You can use traits for this:
abstract Match
abstract NotMatch
"If the two arguments match, i.e. they can work together, then it returns Match otherwise NotMatch."
function ismatch end
ismatch(::Type{B1}, ::Type{B2}) = Match
ismatch(::Type{C1}, ::Type{C2}) = Match
ismatch(::Any, ::Any) = NotMatch # catch-all defaults to NotMatch
# Now write your function like so:
quite_general{T<:A1, S<:A2}(p::T, q::Vector{S})::T = _quite_general(ismatch(T,S), p,q) # trait-dispatch
_quite_general(::Type{Match},p,q) = ... # some logic
_quite_general{T<:A1, S<:A2}(::Type{NotMatch}, p::T, q::Vector{S}) = error("Type $T and $S don't match")

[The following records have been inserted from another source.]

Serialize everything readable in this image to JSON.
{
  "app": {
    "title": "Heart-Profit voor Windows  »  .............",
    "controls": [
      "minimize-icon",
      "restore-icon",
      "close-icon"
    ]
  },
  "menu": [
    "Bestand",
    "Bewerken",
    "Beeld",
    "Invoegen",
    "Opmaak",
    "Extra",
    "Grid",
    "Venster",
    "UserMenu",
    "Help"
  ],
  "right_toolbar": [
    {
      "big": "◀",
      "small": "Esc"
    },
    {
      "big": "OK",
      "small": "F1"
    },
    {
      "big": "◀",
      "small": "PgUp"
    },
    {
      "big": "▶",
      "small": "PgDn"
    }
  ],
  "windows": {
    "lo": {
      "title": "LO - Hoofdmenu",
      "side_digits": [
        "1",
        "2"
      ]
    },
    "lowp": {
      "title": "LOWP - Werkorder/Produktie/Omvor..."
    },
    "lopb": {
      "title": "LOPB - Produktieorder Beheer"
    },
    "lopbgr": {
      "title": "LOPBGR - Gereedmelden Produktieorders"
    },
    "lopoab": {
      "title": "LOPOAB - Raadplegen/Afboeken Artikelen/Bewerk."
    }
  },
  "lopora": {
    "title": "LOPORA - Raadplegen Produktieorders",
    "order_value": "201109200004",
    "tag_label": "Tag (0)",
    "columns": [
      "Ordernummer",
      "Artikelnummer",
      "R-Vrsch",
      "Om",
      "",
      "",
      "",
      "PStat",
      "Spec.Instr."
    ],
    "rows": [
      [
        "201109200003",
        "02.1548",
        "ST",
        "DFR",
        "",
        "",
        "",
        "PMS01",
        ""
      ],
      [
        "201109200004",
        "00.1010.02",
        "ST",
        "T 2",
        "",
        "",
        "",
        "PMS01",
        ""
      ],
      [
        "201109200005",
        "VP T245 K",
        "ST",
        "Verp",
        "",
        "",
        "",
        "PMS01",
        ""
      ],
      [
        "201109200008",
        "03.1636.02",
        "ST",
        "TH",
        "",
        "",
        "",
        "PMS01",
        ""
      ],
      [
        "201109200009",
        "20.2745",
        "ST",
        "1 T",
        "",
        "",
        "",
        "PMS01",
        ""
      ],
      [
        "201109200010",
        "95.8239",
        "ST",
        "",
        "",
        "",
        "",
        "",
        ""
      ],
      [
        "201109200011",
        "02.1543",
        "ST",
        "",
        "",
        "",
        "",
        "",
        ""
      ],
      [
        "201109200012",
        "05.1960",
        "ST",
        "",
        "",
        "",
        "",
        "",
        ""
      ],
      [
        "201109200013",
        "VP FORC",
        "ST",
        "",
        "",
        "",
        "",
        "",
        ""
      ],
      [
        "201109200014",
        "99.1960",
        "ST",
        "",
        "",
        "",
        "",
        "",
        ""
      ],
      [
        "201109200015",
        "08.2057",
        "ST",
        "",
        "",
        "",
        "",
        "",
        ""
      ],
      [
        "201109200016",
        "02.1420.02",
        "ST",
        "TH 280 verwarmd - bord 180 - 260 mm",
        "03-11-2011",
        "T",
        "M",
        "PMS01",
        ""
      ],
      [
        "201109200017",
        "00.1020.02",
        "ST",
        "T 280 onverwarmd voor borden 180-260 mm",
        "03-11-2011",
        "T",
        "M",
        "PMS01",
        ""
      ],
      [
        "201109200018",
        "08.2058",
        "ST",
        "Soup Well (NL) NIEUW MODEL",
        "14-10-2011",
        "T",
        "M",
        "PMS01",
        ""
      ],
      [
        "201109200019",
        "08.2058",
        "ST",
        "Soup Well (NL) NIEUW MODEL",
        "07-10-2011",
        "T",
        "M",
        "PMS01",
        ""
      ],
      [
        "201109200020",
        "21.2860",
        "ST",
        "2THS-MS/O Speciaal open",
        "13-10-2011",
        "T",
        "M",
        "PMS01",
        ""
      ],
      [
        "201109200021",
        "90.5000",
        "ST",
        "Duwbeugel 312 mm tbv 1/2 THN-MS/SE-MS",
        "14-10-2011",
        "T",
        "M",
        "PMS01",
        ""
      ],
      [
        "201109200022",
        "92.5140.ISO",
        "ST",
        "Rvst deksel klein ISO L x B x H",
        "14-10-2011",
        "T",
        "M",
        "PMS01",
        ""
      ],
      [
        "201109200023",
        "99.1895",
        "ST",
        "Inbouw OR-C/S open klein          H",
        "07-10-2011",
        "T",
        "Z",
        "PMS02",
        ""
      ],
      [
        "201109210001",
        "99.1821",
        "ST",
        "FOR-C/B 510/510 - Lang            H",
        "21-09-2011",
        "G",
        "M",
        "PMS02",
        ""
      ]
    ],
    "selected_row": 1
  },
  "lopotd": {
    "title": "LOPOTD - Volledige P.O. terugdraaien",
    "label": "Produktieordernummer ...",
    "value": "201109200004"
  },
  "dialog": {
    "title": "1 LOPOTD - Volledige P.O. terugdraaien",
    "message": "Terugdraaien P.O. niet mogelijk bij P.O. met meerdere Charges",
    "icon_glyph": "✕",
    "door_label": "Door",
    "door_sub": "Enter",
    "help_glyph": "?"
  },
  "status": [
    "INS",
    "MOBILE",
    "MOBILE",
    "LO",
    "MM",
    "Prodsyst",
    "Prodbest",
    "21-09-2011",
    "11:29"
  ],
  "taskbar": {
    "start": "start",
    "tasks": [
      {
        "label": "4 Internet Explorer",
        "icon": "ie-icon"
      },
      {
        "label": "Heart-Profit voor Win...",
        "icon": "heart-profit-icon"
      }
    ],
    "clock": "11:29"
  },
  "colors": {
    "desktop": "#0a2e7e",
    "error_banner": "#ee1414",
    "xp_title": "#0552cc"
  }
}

So for each type combination you have to specify whether they match or not with ismatch
(but just this once). Then each function which does something according to the match, you have to split up into the trait-dispatch and the logic function. There is a new manual section about this: julia/methods.rst at 9bad705a41ab68b54b0ded18eb3c386e187ad45a · JuliaLang/julia · GitHub (not merged yet thus not well rendered) and there is the package SimpleTraits.jl which provides macro-sugar for above pattern.